Thorstern rise soddisfatto: gioiva per essere riuscito a eliminare fino a quel momento il pensiero di Leina dalla propria mente. Ancora una volta, un essere normale come lui aveva vinto un mutante.
Niente lo rendeva più felice del fatto di precedere un paranormale. Era una sua debolezza caratteristica, che sarebbe stata fonte di grande interesse per un ecologo che studiasse gli effetti di un ambiente contenente forme di vita superiori.
— La vostra donna — disse con disprezzo. — Conosciamo le sue abitudini, i suoi movimenti, le sue facoltà.
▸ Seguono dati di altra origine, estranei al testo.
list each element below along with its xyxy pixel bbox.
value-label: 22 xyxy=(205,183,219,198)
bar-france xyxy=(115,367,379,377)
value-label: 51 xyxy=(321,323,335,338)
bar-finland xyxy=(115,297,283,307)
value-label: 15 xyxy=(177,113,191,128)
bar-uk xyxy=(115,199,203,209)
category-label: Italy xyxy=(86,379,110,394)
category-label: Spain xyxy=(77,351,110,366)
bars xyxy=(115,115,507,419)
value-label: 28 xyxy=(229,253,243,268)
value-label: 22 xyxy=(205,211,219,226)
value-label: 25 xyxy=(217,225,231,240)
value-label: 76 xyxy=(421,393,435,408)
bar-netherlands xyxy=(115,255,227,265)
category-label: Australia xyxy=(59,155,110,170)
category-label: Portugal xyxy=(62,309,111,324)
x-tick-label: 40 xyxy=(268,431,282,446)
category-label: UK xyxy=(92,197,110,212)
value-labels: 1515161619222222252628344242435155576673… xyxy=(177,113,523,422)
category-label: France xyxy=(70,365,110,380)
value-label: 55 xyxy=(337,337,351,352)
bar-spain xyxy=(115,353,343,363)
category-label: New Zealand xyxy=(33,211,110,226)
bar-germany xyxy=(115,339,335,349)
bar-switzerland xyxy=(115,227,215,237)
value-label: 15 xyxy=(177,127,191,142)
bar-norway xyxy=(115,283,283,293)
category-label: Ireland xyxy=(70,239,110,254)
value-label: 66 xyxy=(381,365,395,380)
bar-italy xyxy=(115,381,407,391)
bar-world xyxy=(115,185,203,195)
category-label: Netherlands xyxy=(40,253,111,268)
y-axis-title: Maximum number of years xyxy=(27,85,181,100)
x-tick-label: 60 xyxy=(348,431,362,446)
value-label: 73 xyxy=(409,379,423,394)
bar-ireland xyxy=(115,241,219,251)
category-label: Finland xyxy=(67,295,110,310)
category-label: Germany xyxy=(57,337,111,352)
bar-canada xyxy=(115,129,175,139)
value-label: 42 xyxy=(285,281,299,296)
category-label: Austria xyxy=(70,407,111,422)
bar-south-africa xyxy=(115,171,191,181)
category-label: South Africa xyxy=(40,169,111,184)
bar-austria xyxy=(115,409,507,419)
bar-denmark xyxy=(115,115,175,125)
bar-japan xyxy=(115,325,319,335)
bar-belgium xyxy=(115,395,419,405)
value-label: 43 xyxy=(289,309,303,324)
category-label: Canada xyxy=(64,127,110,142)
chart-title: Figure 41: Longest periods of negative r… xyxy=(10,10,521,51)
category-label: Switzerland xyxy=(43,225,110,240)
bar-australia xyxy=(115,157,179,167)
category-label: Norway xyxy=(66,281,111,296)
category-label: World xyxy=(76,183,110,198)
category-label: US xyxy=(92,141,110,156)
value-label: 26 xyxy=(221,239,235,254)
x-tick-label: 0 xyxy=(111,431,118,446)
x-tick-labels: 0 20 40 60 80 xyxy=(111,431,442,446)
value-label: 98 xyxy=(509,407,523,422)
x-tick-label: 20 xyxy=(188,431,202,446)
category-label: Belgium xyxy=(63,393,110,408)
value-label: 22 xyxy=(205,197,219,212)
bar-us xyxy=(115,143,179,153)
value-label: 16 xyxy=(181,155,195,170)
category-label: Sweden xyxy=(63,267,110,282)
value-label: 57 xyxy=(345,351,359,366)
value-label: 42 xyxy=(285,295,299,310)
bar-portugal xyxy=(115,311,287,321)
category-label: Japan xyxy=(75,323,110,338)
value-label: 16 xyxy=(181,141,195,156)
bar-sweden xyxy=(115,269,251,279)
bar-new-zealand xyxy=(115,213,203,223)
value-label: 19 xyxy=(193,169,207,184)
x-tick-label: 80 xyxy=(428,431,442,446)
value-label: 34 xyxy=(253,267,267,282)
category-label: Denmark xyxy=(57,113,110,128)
Sappiamo, per esempio, che è una ipnotica di tipo superiore, come voi. Lo ha detto Steen. E non mentiva, in quel momento. Forse è per questo che vi siete legato a quell’enorme sgualdrina. A meno che non abbiate un debole per gli elefanti e…
— Lasciate perdere le proporzioni fisiche. Leina non è stata fatta per voi. Venite al punto.
— È questo — disse Thorstern senza cessare di mostrarsi soddisfatto. — Nell’esatto momento in cui dovessi morire, o diventare pazzo, o non fossi più io… — batté con un dito sulla fotografia — …lei paga.
— Questo è uno scherzo — disse Raven. — Ridicolo!
— Spero che possiate pensarla allo stesso modo quando la troverete morta.